I have to agree with dare I say it, MyLittlePony, these are indeed posters with thin factual data.

Just want to ask, how many Inforgraphics have you seen this year that really stood out that you can remember? The vast majority of Infographics are weak, factually incorrect, self promotional and above all lead to syndicating spam across multiple platforms including Infographic sites, Pinterest and blogs. I really hope the Infographic craze dies down in 2013, because there are other ways to do SEO a lot better. The worst Infographic I have seen (and this was yesterday) was "How to wear a suit". Enough said.

over 5 years ago



infographic overload this year....David where's number 14? haha

Really tired of seeing digital agency inforgaphic spam!

over 5 years ago

David Moth

David Moth, Managing Editor at Barclaycard

@Laura, oops! Cheers for pointing that out. Have added another one in!

over 5 years ago



Agree that good infographics take loads of data and present it in an easily understood way. These IG's are dumping a huge amount of text and figures and giving them different colours. I wouldn't know the accuracy of the figures coz I couldn't be bothered reading them.

over 5 years ago

Carl Duncker

Carl Duncker, Digital Marketing Consultant at Maverick Digital Media

These are great know how infographics for digital marketing. Does anyone know of a good infographic creator that doesnt need PSD knowledge?

Thanks, Carl Duncker

over 5 years ago


Ed Spangenberg

@Carl - You don't need Photoshop to create effective infographics, you need a good designer. I personally prefer Illustrator or it's flexibility and the fact that you could use your finished product for both online and print market. Another plus for building these out in Illustrator would be to bring pieces into Prezi which you bring some visual motion to these create graphics and leave more of an impact to your presentation.

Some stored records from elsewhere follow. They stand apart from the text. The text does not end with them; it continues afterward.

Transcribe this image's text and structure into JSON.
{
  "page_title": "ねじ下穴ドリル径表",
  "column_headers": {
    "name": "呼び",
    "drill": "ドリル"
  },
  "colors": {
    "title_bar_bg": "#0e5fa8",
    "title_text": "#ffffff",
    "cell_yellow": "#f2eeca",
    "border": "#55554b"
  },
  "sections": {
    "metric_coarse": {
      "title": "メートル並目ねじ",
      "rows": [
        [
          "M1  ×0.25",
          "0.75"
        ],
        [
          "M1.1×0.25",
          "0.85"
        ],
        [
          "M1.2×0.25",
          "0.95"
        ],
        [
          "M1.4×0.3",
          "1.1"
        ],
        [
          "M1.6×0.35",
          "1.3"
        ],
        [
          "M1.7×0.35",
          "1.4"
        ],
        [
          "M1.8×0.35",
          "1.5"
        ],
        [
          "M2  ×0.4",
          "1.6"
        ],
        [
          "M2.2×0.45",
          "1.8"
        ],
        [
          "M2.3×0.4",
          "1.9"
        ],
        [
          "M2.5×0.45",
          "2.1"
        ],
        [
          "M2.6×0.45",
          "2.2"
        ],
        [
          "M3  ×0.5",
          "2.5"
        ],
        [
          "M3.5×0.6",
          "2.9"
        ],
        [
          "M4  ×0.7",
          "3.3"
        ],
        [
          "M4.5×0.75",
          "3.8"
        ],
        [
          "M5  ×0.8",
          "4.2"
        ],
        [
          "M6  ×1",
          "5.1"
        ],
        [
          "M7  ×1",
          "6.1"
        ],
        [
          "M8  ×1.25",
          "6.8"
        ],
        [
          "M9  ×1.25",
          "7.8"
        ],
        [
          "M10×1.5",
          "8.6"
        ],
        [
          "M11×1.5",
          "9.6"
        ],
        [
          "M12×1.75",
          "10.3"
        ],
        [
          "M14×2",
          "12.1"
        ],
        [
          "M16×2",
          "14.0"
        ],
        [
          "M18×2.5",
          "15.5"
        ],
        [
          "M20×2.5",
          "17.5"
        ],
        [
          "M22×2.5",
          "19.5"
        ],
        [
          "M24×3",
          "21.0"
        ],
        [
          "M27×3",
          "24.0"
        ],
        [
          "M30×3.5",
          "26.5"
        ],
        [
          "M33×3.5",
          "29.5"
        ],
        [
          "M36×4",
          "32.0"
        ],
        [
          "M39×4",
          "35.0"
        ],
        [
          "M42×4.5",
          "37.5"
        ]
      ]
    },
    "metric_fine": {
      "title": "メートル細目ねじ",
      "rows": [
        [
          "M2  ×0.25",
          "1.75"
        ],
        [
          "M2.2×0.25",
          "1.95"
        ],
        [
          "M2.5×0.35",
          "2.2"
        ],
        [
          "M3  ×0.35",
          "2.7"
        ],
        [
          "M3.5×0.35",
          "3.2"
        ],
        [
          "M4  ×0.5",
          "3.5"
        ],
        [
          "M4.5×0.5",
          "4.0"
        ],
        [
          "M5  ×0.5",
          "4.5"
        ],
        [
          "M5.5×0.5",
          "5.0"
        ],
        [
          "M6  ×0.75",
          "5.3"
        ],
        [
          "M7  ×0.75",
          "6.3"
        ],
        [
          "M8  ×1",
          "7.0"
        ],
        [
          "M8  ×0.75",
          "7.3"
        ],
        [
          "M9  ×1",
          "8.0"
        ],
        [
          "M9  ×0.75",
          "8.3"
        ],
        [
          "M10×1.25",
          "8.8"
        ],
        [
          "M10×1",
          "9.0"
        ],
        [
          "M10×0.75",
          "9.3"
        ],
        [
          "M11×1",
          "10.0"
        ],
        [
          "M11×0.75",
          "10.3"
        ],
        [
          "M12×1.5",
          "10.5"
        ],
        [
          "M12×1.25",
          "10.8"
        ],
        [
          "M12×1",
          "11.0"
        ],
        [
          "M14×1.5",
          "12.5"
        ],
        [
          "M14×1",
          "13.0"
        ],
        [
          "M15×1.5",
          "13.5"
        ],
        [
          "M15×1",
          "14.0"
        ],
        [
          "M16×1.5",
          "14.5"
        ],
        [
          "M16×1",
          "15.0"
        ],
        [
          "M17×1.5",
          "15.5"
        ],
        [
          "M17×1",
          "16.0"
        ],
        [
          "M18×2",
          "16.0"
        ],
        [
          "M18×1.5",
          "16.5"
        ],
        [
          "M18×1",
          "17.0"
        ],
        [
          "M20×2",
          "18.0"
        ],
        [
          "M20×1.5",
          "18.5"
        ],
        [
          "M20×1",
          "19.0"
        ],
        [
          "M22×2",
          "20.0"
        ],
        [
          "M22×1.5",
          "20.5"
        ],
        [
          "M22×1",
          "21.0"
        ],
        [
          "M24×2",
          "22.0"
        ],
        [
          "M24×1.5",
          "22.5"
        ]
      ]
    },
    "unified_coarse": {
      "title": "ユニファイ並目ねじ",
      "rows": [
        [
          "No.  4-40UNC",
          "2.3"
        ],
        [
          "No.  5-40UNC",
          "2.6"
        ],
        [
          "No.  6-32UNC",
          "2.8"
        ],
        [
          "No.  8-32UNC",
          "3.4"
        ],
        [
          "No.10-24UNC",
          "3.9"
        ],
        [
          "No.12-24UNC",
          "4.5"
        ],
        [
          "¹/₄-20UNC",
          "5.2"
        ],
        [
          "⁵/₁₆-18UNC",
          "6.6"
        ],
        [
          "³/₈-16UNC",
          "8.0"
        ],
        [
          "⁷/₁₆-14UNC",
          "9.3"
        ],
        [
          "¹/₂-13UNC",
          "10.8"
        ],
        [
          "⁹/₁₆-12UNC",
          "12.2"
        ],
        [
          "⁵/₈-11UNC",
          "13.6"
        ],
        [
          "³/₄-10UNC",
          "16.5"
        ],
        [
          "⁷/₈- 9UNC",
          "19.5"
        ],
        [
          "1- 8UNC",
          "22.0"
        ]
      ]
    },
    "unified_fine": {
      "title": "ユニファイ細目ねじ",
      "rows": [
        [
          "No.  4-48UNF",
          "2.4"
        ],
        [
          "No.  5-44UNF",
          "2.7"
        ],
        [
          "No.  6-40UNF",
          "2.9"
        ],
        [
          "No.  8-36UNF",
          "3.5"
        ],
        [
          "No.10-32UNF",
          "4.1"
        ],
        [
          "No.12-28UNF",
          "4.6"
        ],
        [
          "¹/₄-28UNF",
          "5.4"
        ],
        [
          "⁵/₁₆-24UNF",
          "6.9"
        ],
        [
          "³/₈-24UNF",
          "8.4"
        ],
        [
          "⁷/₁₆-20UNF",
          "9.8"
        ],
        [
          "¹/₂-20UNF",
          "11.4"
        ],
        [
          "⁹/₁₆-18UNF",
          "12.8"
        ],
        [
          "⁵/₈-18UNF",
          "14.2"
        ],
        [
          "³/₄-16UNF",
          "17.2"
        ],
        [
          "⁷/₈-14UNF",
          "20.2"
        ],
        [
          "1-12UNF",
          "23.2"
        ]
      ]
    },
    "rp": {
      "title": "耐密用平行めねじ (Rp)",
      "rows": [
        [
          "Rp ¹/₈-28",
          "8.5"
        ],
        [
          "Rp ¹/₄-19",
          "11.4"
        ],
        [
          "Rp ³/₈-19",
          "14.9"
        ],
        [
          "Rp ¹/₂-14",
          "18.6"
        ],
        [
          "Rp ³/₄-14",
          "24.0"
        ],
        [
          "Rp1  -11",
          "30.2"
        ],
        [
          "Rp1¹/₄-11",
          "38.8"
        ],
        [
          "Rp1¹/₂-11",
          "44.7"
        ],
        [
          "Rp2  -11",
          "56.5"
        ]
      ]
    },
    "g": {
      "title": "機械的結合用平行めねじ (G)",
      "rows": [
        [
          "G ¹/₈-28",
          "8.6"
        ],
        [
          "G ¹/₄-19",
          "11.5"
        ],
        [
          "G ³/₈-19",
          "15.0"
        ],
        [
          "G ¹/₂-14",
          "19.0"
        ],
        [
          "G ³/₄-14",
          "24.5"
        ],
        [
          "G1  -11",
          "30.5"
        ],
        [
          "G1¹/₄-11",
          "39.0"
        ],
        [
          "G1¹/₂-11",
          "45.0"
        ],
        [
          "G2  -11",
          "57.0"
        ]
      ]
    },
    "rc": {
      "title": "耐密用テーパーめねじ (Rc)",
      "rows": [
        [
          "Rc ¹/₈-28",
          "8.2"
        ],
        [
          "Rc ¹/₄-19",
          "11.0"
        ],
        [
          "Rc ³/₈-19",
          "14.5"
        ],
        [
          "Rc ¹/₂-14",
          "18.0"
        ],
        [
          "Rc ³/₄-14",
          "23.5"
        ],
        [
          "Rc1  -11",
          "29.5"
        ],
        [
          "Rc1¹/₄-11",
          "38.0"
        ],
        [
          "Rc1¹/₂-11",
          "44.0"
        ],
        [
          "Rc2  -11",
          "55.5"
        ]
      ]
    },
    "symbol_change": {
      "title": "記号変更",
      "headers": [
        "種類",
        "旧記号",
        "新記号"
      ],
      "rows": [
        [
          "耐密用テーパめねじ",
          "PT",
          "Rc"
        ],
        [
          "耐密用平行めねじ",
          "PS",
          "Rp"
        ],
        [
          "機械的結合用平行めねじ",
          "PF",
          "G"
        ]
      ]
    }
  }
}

@someoftheneysayors -Although I agree on some of the fact checking disputes, you could easily contrive such false data in any written article.

@David - thanks for putting this together. As I see it the infographic definitely will not go away in the near future. It is a true challenge to those whom have taken on the challenge of both creating a visual representation and the literal written word summarization of such content and have it be impactful. In no means an easy task.

over 5 years ago



I really like the "What can we learn from Econsultancy" graphic because it's essentially a sales pitch but told in an interesting way. Anyone who reads an infographic like this would have to be instantly impressed with the overwhelming facts that support the strength of EConsultancy's solutions.

The other great graphic is the "Econsultancy reached 100,000 followers." An infographic like this one shows that there is value in creating a fun infographic around a brand that doesn't have to hard sell a product or service. The key to infographics in my mind is finding a way to make them engaging without being too industry-specific or audience-specific. You have to make it a fun, universally-relevant graphic that leadds someone to take away even one nugget of information they didn't have about your business before you started.

about 5 years ago


Elina Clarck, Manager at Focus Pillss

I really like the "24 hours in the Google economy" of Wordstream.